My new painting features Edward Hopper's New York Movie which I last saw at the Art Institute of Chicago, on loan from the Museum of Modern Art in an exhibition titled America after the Fall: Painting in the 1930's.  The exhibition included my very favorite painters - Hopper, O'Keeffe, Grant Wood to name a few - depicting scenes during the Great Depression.  It was unforgettable.

The Art Institute has several fun facts about New York Movie:

- Hopper painted the work in 1938 after a long dry spell of not painting anything.

- The location is the Palace Theater, now the Lunt-Fontanne Theatre, chosen after scouting out the Strand and others.

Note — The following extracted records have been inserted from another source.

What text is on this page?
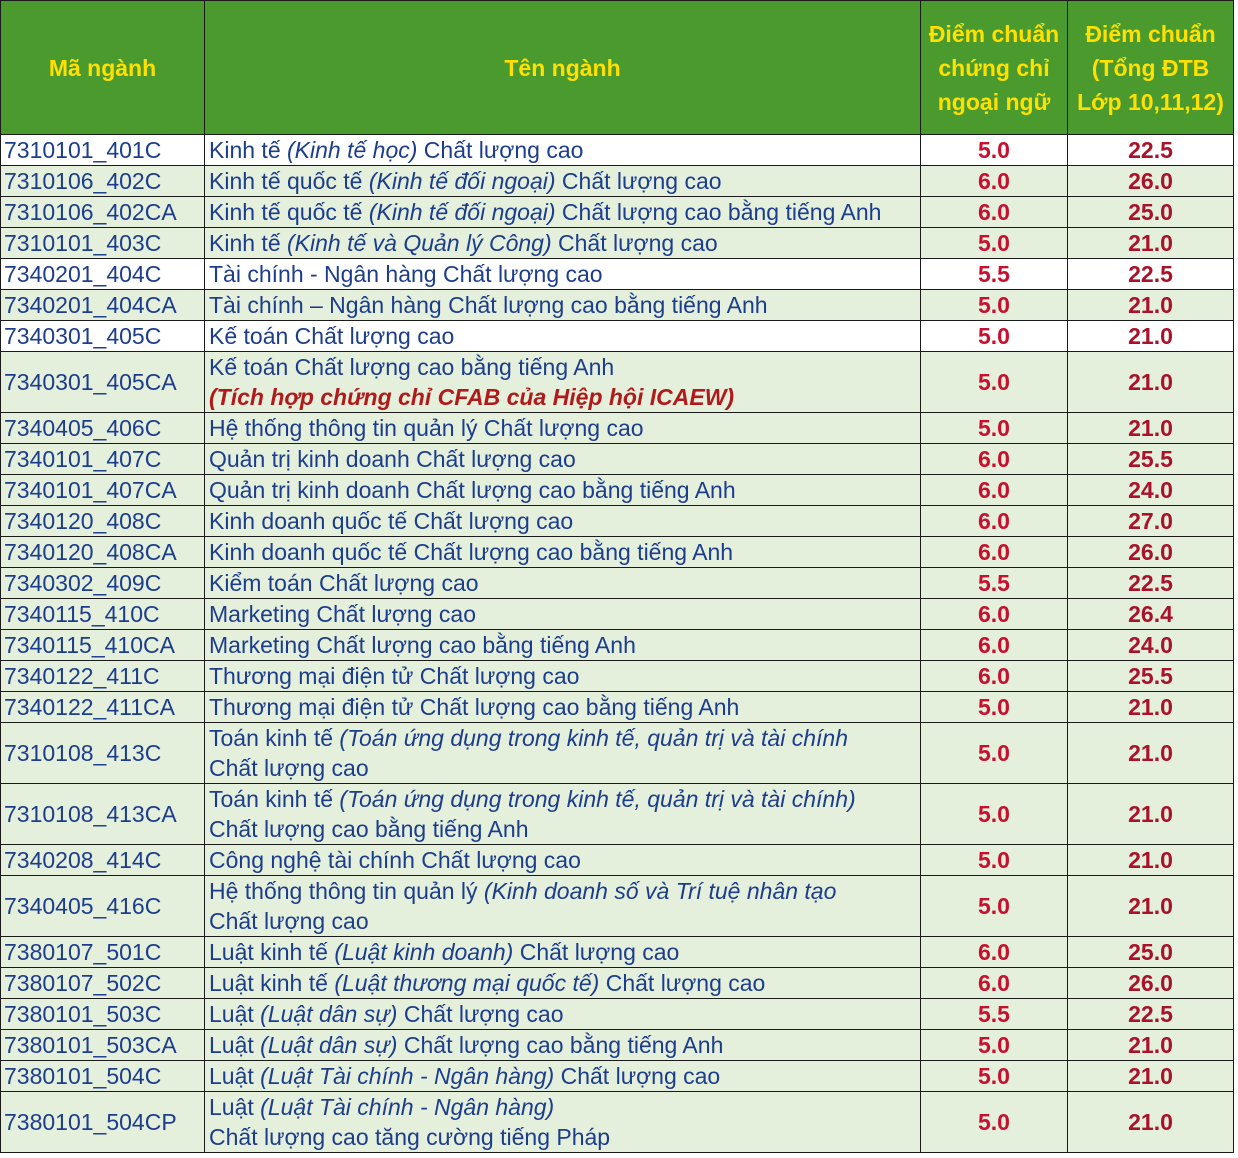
Mã ngành	Tên ngành	Điểm chuẩn chứng chỉ ngoại ngữ	Điểm chuẩn (Tổng ĐTB Lớp 10,11,12)
7310101_401C	Kinh tế (Kinh tế học) Chất lượng cao	5.0	22.5
7310106_402C	Kinh tế quốc tế (Kinh tế đối ngoại) Chất lượng cao	6.0	26.0
7310106_402CA	Kinh tế quốc tế (Kinh tế đối ngoại) Chất lượng cao bằng tiếng Anh	6.0	25.0
7310101_403C	Kinh tế (Kinh tế và Quản lý Công) Chất lượng cao	5.0	21.0
7340201_404C	Tài chính - Ngân hàng Chất lượng cao	5.5	22.5
7340201_404CA	Tài chính – Ngân hàng Chất lượng cao bằng tiếng Anh	5.0	21.0
7340301_405C	Kế toán Chất lượng cao	5.0	21.0
7340301_405CA	Kế toán Chất lượng cao bằng tiếng Anh
(Tích hợp chứng chỉ CFAB của Hiệp hội ICAEW)	5.0	21.0
7340405_406C	Hệ thống thông tin quản lý Chất lượng cao	5.0	21.0
7340101_407C	Quản trị kinh doanh Chất lượng cao	6.0	25.5
7340101_407CA	Quản trị kinh doanh Chất lượng cao bằng tiếng Anh	6.0	24.0
7340120_408C	Kinh doanh quốc tế Chất lượng cao	6.0	27.0
7340120_408CA	Kinh doanh quốc tế Chất lượng cao bằng tiếng Anh	6.0	26.0
7340302_409C	Kiểm toán Chất lượng cao	5.5	22.5
7340115_410C	Marketing Chất lượng cao	6.0	26.4
7340115_410CA	Marketing Chất lượng cao bằng tiếng Anh	6.0	24.0
7340122_411C	Thương mại điện tử Chất lượng cao	6.0	25.5
7340122_411CA	Thương mại điện tử Chất lượng cao bằng tiếng Anh	5.0	21.0
7310108_413C	Toán kinh tế (Toán ứng dụng trong kinh tế, quản trị và tài chính
Chất lượng cao	5.0	21.0
7310108_413CA	Toán kinh tế (Toán ứng dụng trong kinh tế, quản trị và tài chính)
Chất lượng cao bằng tiếng Anh	5.0	21.0
7340208_414C	Công nghệ tài chính Chất lượng cao	5.0	21.0
7340405_416C	Hệ thống thông tin quản lý (Kinh doanh số và Trí tuệ nhân tạo
Chất lượng cao	5.0	21.0
7380107_501C	Luật kinh tế (Luật kinh doanh) Chất lượng cao	6.0	25.0
7380107_502C	Luật kinh tế (Luật thương mại quốc tế) Chất lượng cao	6.0	26.0
7380101_503C	Luật (Luật dân sự) Chất lượng cao	5.5	22.5
7380101_503CA	Luật (Luật dân sự) Chất lượng cao bằng tiếng Anh	5.0	21.0
7380101_504C	Luật (Luật Tài chính - Ngân hàng) Chất lượng cao	5.0	21.0
7380101_504CP	Luật (Luật Tài chính - Ngân hàng)
Chất lượng cao tăng cường tiếng Pháp	5.0	21.0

- The woman on the right was modeled after Hopper's wife, Jo.  He had her stand under a hallway light in his building for sketching and studies.

- The outfit Jo is wearing was based on the wide-legged jumpsuits actually worn by the Palace Theater's staff.

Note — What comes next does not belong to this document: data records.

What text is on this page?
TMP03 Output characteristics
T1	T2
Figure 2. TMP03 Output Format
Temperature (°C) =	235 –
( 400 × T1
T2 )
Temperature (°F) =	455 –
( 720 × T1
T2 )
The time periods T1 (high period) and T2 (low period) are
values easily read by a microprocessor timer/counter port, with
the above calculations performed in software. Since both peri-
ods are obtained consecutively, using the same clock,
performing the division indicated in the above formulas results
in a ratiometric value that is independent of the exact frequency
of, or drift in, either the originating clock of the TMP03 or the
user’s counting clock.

- The theme on the movie screen was thought to be from a 1937 movie Lost Horizon by Frank Capra.

- The poet Joseph Stanton wrote an ode to the painting. 

Please click here for a larger view.

Monday, March 12, 2018

"A Breath of Fresh Air"

12 x 12"
oil on panel

I once stepped into a gallery in the Smithsonian American Art Museum that had four or five or six, I can't remember how many, grandious landscapes by Albert Bierstadt.  It was crowded with patrons and you could hear a pin drop.

That is exactly what Albert Bierstadt strived for - the awe and amazement from the viewer.  Bierstadt was a showman.  A self-promotor.  He held theatrical events, sold tickets and presented his newest masterpiece by unveiling it from behind a curtain - with dramatic lighting - followed with a tall tale of his explorations in the West and how he came upon this very scene.  One critic described him as the 'vast machinery of advertisement and puffery'.

Bierstadt's paintings were wildly popular and commanded high prices during the time of 1860's - 70's.  People had a thirst for images of the frontier - especially people who lived abroad and had never seen anything like it.

In 1862, Bierstadt's studio was destroyed by a fire, including many of his paintings.  He struggled financially, as the demand for these massive landscape paintings waned - replaced during the Gilded Age with portraits of prominent tycoons and their family members.  Interest in his work was reborn in the 1960's and thanks to his prolific life as an artist, there are hundreds of paintings held by museums around the world.